Amelie Mauresmo's appointment as the highest profile female coach of a male player after succeeding Ivan Lendl as Andy Murray's new coach has been met with positivity across the tennis world.
The two-time grand slam champion and former winner of Wimbledon will coach Murray through the grass court season where he defends his titles at Queen's Club and SW19 and despite having previously worked with fellow-Frenchman Michael Llodra, Mauresmo makes a bold step into the sharp end of men's tennis.
Despite Murray being no stranger to direction of a female coach, having been nurtured by his mother Judy during the infancy of his tennis career, the appointment is expected to raise eyebrows across the sport.

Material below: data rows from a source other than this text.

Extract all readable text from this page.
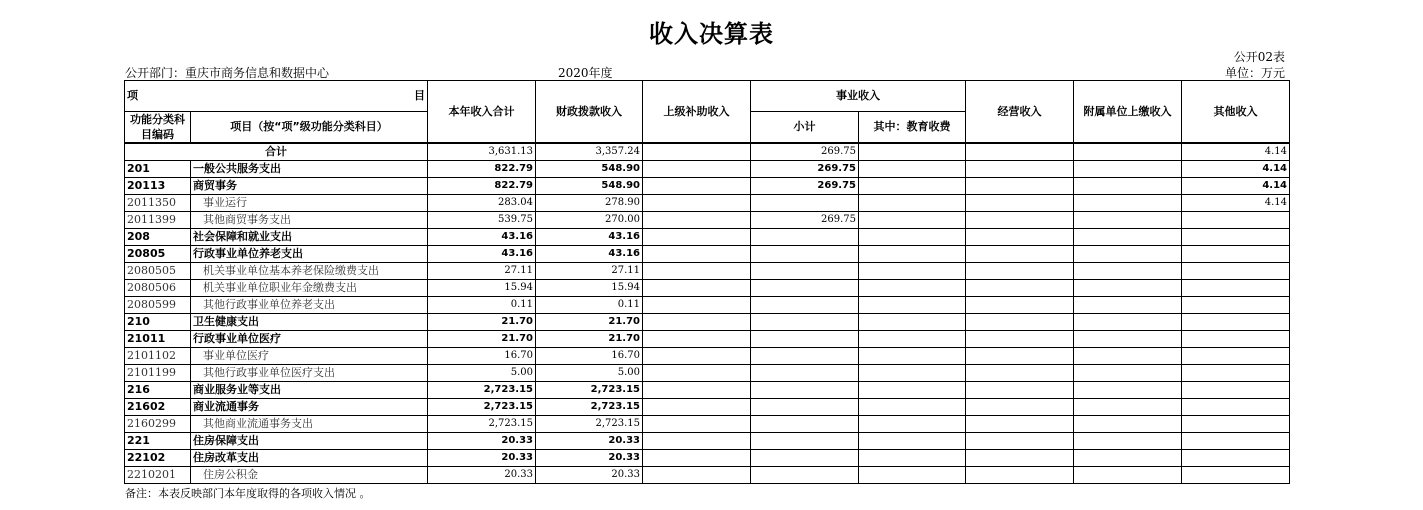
收入决算表
公开02表
单位：万元
公开部门：重庆市商务信息和数据中心	2020年度
项 目		本年收入合计	财政拨款收入	上级补助收入	事业收入		经营收入	附属单位上缴收入	其他收入
功能分类科目编码	项目（按“项”级功能分类科目）				小计	其中：教育收费			

合计		3,631.13	3,357.24		269.75				4.14
201	一般公共服务支出	822.79	548.90		269.75				4.14
20113	商贸事务	822.79	548.90		269.75				4.14
2011350	事业运行	283.04	278.90						4.14
2011399	其他商贸事务支出	539.75	270.00		269.75				
208	社会保障和就业支出	43.16	43.16						
20805	行政事业单位养老支出	43.16	43.16						
2080505	机关事业单位基本养老保险缴费支出	27.11	27.11						
2080506	机关事业单位职业年金缴费支出	15.94	15.94						
2080599	其他行政事业单位养老支出	0.11	0.11						
210	卫生健康支出	21.70	21.70						
21011	行政事业单位医疗	21.70	21.70						
2101102	事业单位医疗	16.70	16.70						
2101199	其他行政事业单位医疗支出	5.00	5.00						
216	商业服务业等支出	2,723.15	2,723.15						
21602	商业流通事务	2,723.15	2,723.15						
2160299	其他商业流通事务支出	2,723.15	2,723.15						
221	住房保障支出	20.33	20.33						
22102	住房改革支出	20.33	20.33						
2210201	住房公积金	20.33	20.33						
备注：本表反映部门本年度取得的各项收入情况 。
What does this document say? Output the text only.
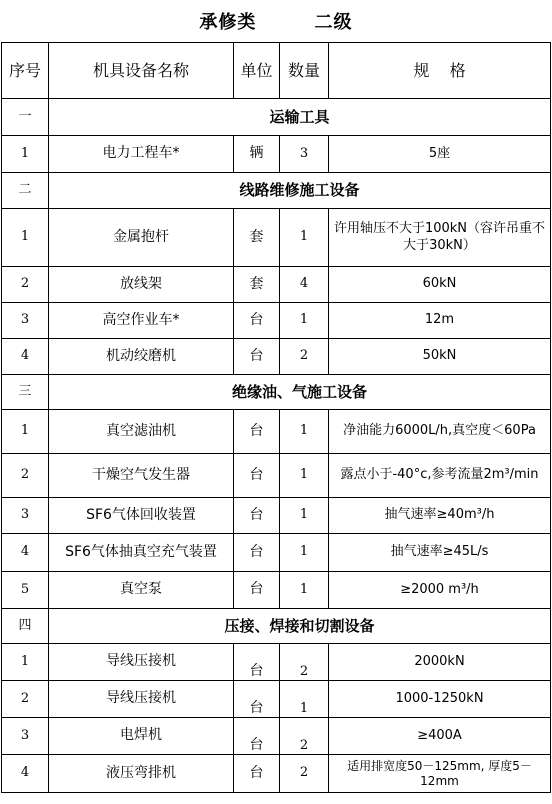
承修类        二级
序号	机具设备名称	单位	数量	规    格
一	运输工具			
1	电力工程车*	辆	3	5座
二	线路维修施工设备			
1	金属抱杆	套	1	许用轴压不大于100kN（容许吊重不大于30kN）
2	放线架	套	4	60kN
3	高空作业车*	台	1	12m
4	机动绞磨机	台	2	50kN
三	绝缘油、气施工设备			
1	真空滤油机	台	1	净油能力6000L/h,真空度＜60Pa
2	干燥空气发生器	台	1	露点小于-40°c,参考流量2m³/min
3	SF6气体回收装置	台	1	抽气速率≥40m³/h
4	SF6气体抽真空充气装置	台	1	抽气速率≥45L/s
5	真空泵	台	1	≥2000 m³/h
四	压接、焊接和切割设备			
1	导线压接机	台	2	2000kN
2	导线压接机	台	1	1000-1250kN
3	电焊机	台	2	≥400A
4	液压弯排机	台	2	适用排宽度50－125mm, 厚度5－12mm
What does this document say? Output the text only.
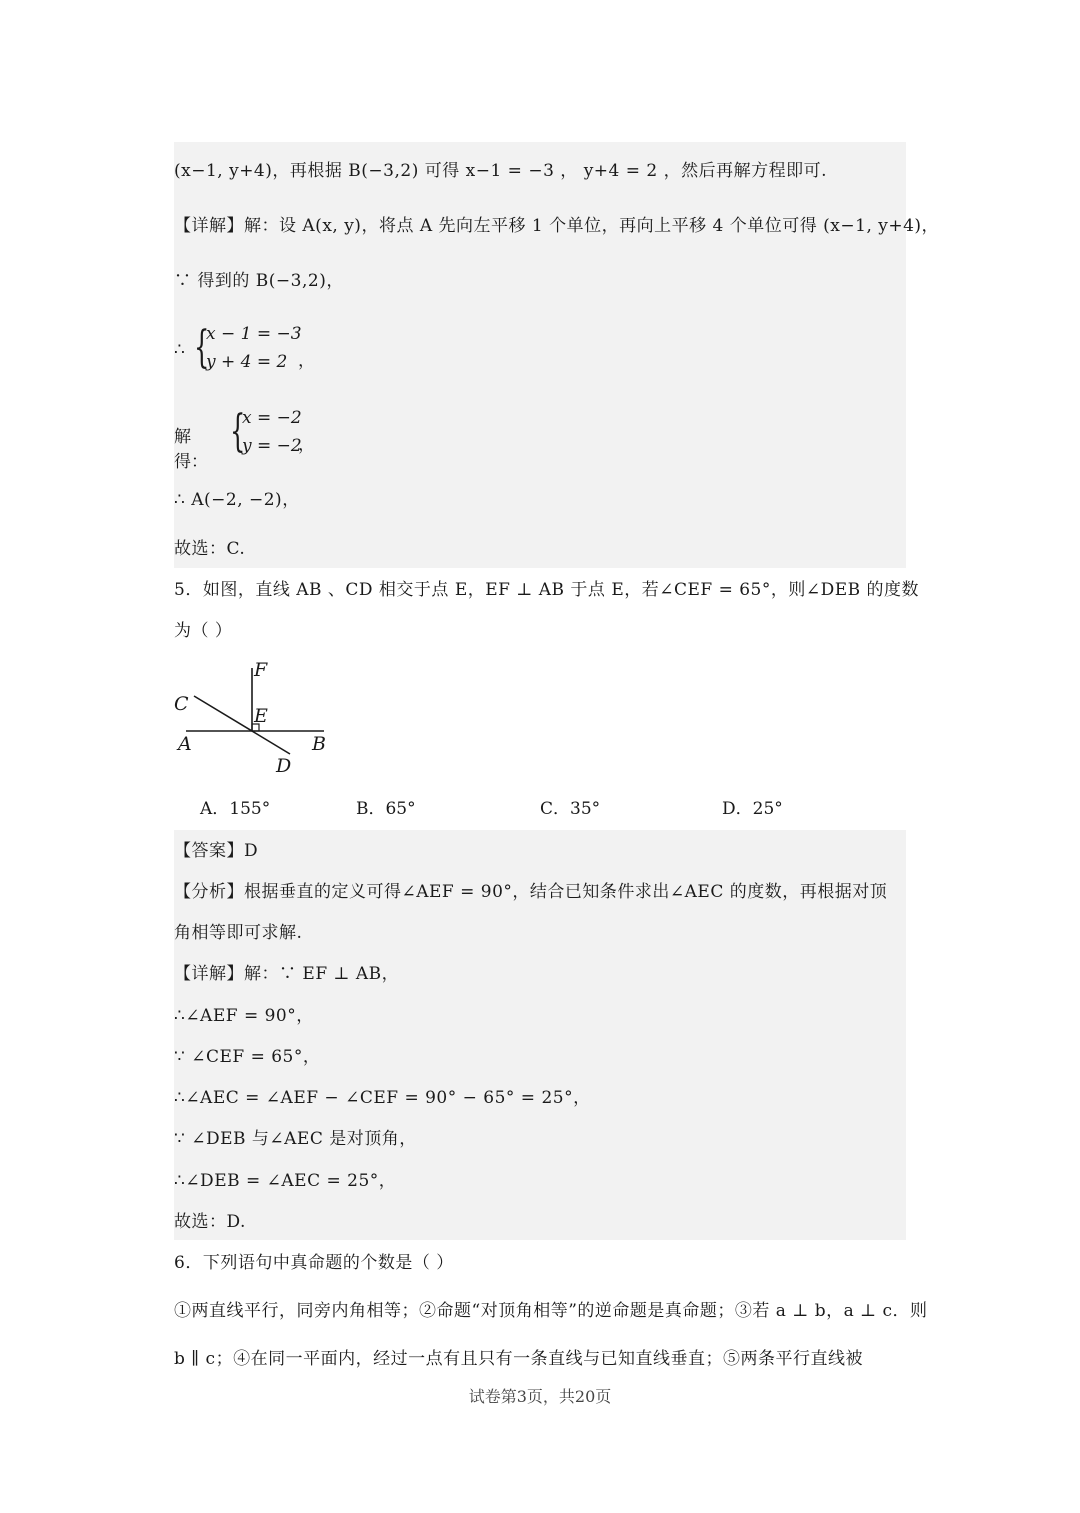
(x−1, y+4)，再根据 B(−3,2) 可得 x−1 = −3 ， y+4 = 2 ，然后再解方程即可.
【详解】解：设 A(x, y)，将点 A 先向左平移 1 个单位，再向上平移 4 个单位可得 (x−1, y+4)，
∵ 得到的 B(−3,2)，
∴ {
x − 1 = −3
y + 4 = 2 ，
解得：
{
x = −2
y = −2
，
∴ A(−2, −2)，
故选：C.
5．如图，直线 AB 、CD 相交于点 E，EF ⊥ AB 于点 E，若∠CEF = 65°，则∠DEB 的度数
为（ ）
F
C
E
A	B
D
A．155°	B．65°	C．35°	D．25°
【答案】D
【分析】根据垂直的定义可得∠AEF = 90°，结合已知条件求出∠AEC 的度数，再根据对顶
角相等即可求解.
【详解】解：∵ EF ⊥ AB，
∴∠AEF = 90°，
∵ ∠CEF = 65°，
∴∠AEC = ∠AEF − ∠CEF = 90° − 65° = 25°，
∵ ∠DEB 与∠AEC 是对顶角，
∴∠DEB = ∠AEC = 25°，
故选：D.
6．下列语句中真命题的个数是（ ）
①两直线平行，同旁内角相等；②命题“对顶角相等”的逆命题是真命题；③若 a ⊥ b，a ⊥ c．则
b ∥ c；④在同一平面内，经过一点有且只有一条直线与已知直线垂直；⑤两条平行直线被
试卷第3页，共20页
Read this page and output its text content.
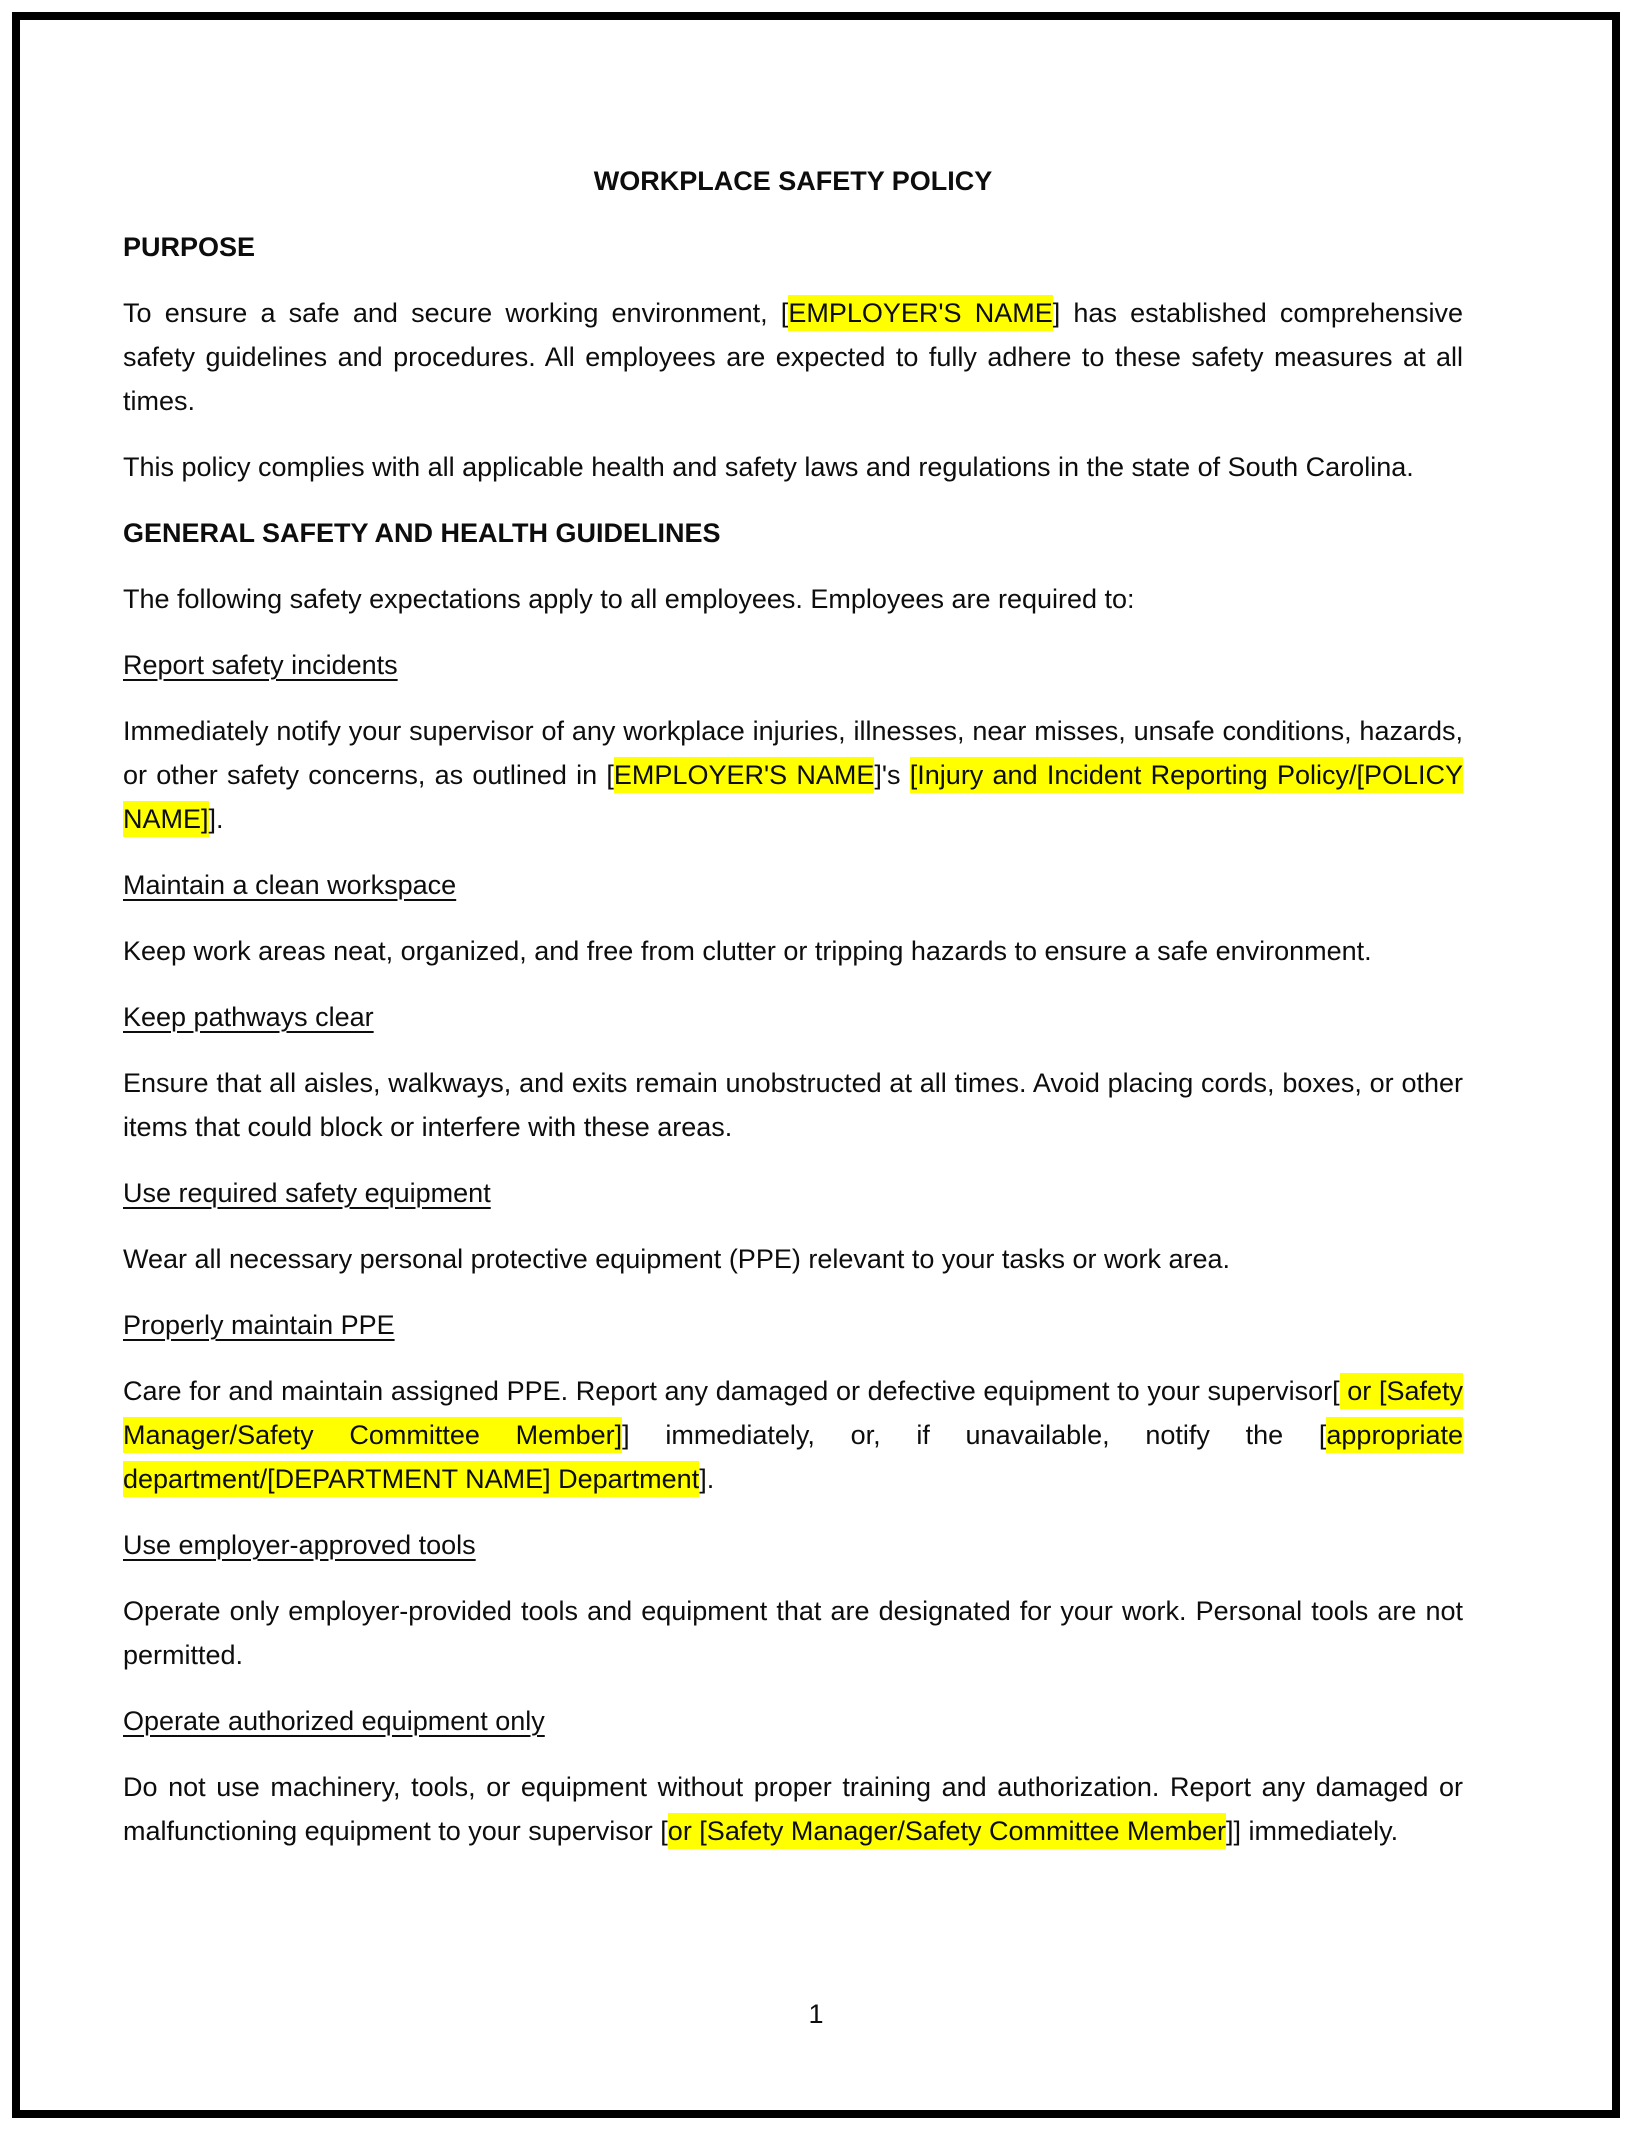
WORKPLACE SAFETY POLICY

PURPOSE

To ensure a safe and secure working environment, [EMPLOYER'S NAME] has established comprehensive safety guidelines and procedures. All employees are expected to fully adhere to these safety measures at all times.

This policy complies with all applicable health and safety laws and regulations in the state of South Carolina.

GENERAL SAFETY AND HEALTH GUIDELINES

The following safety expectations apply to all employees. Employees are required to:

Report safety incidents

Immediately notify your supervisor of any workplace injuries, illnesses, near misses, unsafe conditions, hazards, or other safety concerns, as outlined in [EMPLOYER'S NAME]'s [Injury and Incident Reporting Policy/[POLICY NAME]].

Maintain a clean workspace

Keep work areas neat, organized, and free from clutter or tripping hazards to ensure a safe environment.

Keep pathways clear

Ensure that all aisles, walkways, and exits remain unobstructed at all times. Avoid placing cords, boxes, or other items that could block or interfere with these areas.

Use required safety equipment

Wear all necessary personal protective equipment (PPE) relevant to your tasks or work area.

Properly maintain PPE

Care for and maintain assigned PPE. Report any damaged or defective equipment to your supervisor[ or [Safety Manager/Safety Committee Member]] immediately, or, if unavailable, notify the [appropriate department/[DEPARTMENT NAME] Department].

Use employer-approved tools

Operate only employer-provided tools and equipment that are designated for your work. Personal tools are not permitted.

Operate authorized equipment only

Do not use machinery, tools, or equipment without proper training and authorization. Report any damaged or malfunctioning equipment to your supervisor [or [Safety Manager/Safety Committee Member]] immediately.

1
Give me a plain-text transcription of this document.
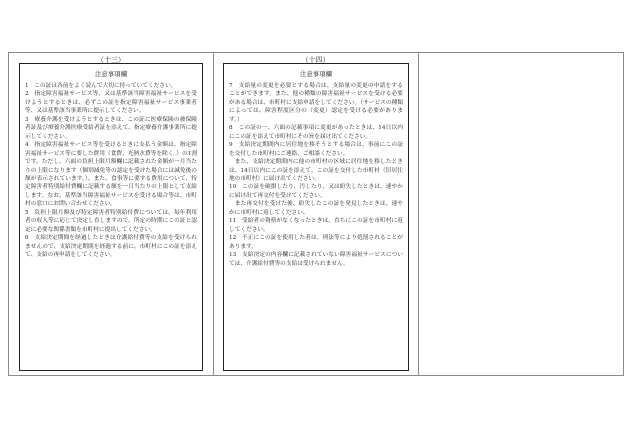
（十三）
注意事項欄

1　この証は各前をよく読んで大切に持っていてください。

2　指定障害福祉サービス等、又は基準該当障害福祉サービスを受けようとするときは、必ずこの証を指定障害福祉サービス事業者等、又は基準該当事業所に提示してください。

3　療養介護を受けようとするときは、この証に医療保険の被保険者証及び療養介護医療受給者証を添えて、指定療養介護事業所に提示してください。

4　指定障害福祉サービス等を受けるときに支払う金額は、指定障害福祉サービス等に要した費用（食費、光熱水費等を除く。）の1割です。ただし、六面の負担上限月額欄に記載された金額が一月当たりの上限になります（個別減免等の認定を受けた場合には減免後の額が表示されています。）。また、食事等に要する費用について、特定障害者特別給付費欄に記載する額を一日当たりの上限として支給します。なお、基準該当障害福祉サービスを受ける場合等は、市町村の窓口にお問い合わせください。

5　負担上限月額及び特定障害者特別給付費については、毎年利用者の収入等に応じて決定し直しますので、所定の時期にこの証と認定に必要な関係書類を市町村に提出してください。

6　支給決定期間を経過したときは介護給付費等の支給を受けられませんので、支給決定期間を経過する前に、市町村にこの証を添えて、支給の再申請をしてください。

（十四）
注意事項欄

7　支給量の変更を必要とする場合は、支給量の変更の申請をすることができます。また、他の種類の障害福祉サービスを受ける必要がある場合は、市町村に支給申請をしてください。（サービスの種類によっては、障害程度区分の（変更）認定を受ける必要があります。）

8　この証の一、六面の記載事項に変更があったときは、14日以内にこの証を添えて市町村にその旨を届け出てください。

9　支給決定期間内に居住地を移そうとする場合は、事前にこの証を交付した市町村にご連絡、ご相談ください。

　また、支給決定期間内に他の市町村の区域に居住地を移したときは、14日以内にこの証を添えて、この証を交付した市町村（旧居住地の市町村）に届け出てください。

10　この証を破損したり、汚したり、又は紛失したときは、速やかに届け出て再交付を受けてください。

　また再交付を受けた後、紛失したこの証を発見したときは、速やかに市町村に返してください。

11　受給者の資格がなくなったときは、直ちにこの証を市町村に返してください。

12　不正にこの証を使用した者は、刑法等により処罰されることがあります。

13　支給決定の内容欄に記載されていない障害福祉サービスについては、介護給付費等の支給は受けられません。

Leading the praise of the appointment is WTA founder and 39-time grand slam champion Billy Jean Kind, who said: "It is not the gender of the coach that is important, it is the strength of the relationship between the coach and the player that will make the partnership work.
"Women have coached men for years, going back to Bobby Riggs and Eleanor Tennant. What is important is that this is what Andy feels is best for his current situation."
The French Fed Cup skipper, who watched Murray's French Open first round win over Andrey Golubev, says it will be a "challenge" to work with the world No.5.
Murray equalled his best ever finish at Roland Garros last week and takes on Paul-Henri Mathieu in the start of his Queen's title defence on Wednesday and former British No.1 Annabel Croft wonders how the British No.1's game can be improved.
"I guess everyone's a little bit in shock, it's left-field, it's different," she said. "I'm intrigued to find out from him what he thinks she can bring to his game.
"She played in such a different way to Andy. He plays double-handed, has a big serve - she played a lot single-handed, had a very tactical guise and was a big thinker about the game.
"Andy likes people around him who have a sense of fun and humour but Amelie is very serious. I can't imagine there will be too much joking around, maybe that's why he chose her."
Having won two grand slam titles and Olympic singles gold at London 2012 under Lendl, Mauresmo has much to live up to with Murray but the Scot feels the transition will be seemless.
"It doesn't feel so different because I had my mum working with me until I was 17 years old," he said. "She came to a few tournaments with me when I didn't have a coach on the futures tour, US Open juniors and stuff so I've always had a female influence in my career.
"I've started to listen to my body a lot more because over time you start to pick up some things and I think that it's important that the people you work with respect that and understand that and listen to how you're feeling because it can just be pushed very hard every single day. It didn't feel like a strange thing to do."